Let $G$ be a finite group, $N$ a normal subgroup such that the orders of $N$ and $G/N$ are relatively prime. Suppose $G$ has a subgroup $H$ whose order is equal to the order of $G/N$. Show that $G$ is the semidirect product of $N$ and $H$. In addition, show that if $\varphi$ is any automorphism of $G$ then $\varphi(N)=N.$
Now because the order of $H$ and the order of $N$ are relatively prime we have that $H\cap N=\{e\}$. Also because $N$ is normal in $G$ we get that $HN$ is a subgroup of $G$. Since the order of $HN$ is equal to the order of $G$, this gives us that $G=HN$. All of this tells us that $G=N\rtimes H$.
The part I am having trouble showing is that for any automorphism of $G$, $\varphi$, we have that $\varphi(N) =N$.
Any help is greatly appreciated.
I would like to credit the comments made by Mariano Suarez-Alvarez in my coming up with this answer.

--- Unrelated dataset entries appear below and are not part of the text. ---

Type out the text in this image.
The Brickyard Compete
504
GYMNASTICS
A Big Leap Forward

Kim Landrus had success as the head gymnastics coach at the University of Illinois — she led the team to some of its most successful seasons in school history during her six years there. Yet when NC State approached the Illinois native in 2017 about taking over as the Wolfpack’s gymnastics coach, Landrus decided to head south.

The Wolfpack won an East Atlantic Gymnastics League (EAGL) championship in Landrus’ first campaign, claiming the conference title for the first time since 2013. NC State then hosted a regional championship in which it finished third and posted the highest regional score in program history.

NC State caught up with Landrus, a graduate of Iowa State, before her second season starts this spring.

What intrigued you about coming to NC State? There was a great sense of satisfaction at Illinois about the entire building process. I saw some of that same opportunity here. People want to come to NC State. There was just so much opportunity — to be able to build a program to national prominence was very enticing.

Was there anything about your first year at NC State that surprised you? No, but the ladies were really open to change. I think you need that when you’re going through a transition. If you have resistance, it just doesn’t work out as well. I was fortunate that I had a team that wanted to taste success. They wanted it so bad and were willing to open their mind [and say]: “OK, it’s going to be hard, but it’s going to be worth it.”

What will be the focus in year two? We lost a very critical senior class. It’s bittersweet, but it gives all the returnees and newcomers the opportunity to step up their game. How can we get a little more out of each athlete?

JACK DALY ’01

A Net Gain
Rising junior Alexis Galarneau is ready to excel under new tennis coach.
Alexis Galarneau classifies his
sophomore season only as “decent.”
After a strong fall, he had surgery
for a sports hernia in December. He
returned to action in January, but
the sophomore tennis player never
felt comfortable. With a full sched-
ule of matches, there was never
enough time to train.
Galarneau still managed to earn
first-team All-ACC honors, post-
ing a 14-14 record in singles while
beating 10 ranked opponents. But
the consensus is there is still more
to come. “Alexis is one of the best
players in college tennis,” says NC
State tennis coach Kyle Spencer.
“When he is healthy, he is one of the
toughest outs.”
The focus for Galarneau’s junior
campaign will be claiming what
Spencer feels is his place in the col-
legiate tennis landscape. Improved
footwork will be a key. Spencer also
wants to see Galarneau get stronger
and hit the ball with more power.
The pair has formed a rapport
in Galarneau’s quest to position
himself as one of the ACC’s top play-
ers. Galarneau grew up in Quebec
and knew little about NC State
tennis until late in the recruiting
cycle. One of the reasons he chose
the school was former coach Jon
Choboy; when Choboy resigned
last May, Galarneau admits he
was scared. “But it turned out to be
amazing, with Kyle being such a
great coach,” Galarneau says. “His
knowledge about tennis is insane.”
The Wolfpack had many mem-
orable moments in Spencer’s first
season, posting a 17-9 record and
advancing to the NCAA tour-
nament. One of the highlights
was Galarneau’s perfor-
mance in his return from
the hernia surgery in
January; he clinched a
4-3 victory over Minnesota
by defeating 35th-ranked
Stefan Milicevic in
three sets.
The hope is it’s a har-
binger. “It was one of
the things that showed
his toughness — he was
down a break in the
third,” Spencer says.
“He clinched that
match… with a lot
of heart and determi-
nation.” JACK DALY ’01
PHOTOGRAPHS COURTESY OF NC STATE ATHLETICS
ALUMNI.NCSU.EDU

Let $\varphi \in \text{Aut}(G)$.
Let $n\in N$. Then $n=(n,e)$ in $G=N\rtimes H$ Now suppose $\varphi( (n,e) )=(n',h)$. Let $a$ be the order of $(n,e)$. Now because $\varphi$ is an automorphism, and therefore an isomorphism, the order of $(n', h)$ must be $a$. Therefore $(n', h)^a=(n'',h^a)=(e,e)$, where $n''\in N$.
This tells us that $h^a=e$. Now because $h\in H$ the order of $h$ must divide $|H|$, but $a \vert |N|$. Combined with the fact that $|H|$ and $|N|$ are relatively prime this tells us that the only way $h^a=e$ is if $h=e$. Thus $\varphi((n,e))=(n',e).$
This holds for all $n\in N$ so $\varphi[N] \subset N$, and therefore $\varphi[N]=N$.